The percentage of jobless Americans seeking work is forecast to fall a tick from 3.8% to 3.7%.
The jobless rate jumped three-tenths of a point in August, but it was most likely the result of younger people staying at their jobs a bit longer before returning to school.
There’s no reason to think layoffs have risen much, if at all. The number of people applying for jobless benefits, for instance, has fallen back to pandemic-era lows and is hovering around 200,000.
It typically rises above 300,000 when the economy sours.
Average hourly wages are forecast to rise 0.3% in September, a touch faster than in the prior month. The Fed would prefer slightly smaller increases each month.
The rise in pay over the past year is likely to stay at 4.3%. That’s also too high for the Fed.

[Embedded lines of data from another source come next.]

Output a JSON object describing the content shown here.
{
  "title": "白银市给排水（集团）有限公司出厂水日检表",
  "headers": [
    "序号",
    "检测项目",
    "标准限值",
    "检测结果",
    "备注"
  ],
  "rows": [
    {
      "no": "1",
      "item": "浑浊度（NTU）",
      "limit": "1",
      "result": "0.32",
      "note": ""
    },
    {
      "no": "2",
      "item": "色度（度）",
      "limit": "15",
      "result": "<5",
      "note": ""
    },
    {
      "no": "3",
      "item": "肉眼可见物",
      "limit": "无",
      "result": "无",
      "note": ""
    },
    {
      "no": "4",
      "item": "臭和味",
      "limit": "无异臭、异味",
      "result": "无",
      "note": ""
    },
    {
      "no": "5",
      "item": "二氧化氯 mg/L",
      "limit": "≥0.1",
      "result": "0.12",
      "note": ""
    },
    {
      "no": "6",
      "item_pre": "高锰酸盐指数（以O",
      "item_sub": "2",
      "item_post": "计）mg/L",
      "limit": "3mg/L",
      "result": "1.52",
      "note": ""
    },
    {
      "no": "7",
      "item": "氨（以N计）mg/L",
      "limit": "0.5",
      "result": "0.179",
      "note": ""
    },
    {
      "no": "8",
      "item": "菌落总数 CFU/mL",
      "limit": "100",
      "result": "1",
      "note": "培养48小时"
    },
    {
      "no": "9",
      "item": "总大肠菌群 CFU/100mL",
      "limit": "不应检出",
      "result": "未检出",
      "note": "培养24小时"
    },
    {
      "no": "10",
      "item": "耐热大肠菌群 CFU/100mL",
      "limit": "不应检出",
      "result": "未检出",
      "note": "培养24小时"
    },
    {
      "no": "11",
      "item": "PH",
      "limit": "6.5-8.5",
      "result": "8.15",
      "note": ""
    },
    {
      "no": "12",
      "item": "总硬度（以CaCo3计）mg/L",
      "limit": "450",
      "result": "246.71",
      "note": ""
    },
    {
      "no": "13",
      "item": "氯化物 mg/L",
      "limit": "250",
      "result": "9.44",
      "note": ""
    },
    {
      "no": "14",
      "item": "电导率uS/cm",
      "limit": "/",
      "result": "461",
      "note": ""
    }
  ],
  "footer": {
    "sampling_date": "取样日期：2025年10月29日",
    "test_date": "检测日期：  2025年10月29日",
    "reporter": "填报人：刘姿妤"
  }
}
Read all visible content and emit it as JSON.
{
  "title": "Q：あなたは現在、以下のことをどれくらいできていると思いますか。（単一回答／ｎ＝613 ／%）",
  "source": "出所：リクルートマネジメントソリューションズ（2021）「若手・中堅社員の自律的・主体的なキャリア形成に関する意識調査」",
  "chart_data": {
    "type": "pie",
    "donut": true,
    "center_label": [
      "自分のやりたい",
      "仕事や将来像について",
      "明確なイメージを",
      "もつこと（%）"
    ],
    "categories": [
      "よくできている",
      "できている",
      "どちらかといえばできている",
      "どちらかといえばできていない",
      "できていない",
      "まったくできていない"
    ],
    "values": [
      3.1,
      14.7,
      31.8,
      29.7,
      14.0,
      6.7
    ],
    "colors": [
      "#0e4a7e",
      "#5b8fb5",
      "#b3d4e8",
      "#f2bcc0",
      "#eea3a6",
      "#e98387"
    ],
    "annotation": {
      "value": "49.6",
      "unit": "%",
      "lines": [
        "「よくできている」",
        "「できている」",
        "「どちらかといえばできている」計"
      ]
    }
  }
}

Central-bank officials say annual wage growth has to slow to 2% to 3% to help the Fed in its fight against inflation. That’s how fast wages rose before the pandemic.
The expanded strike by auto workers could depress employment growth or raise unemployment in September.
Yet the effects of United Auto Workers strife could be offset by the return of Hollywood writers after the Screen Actors Guild ended its strike last month.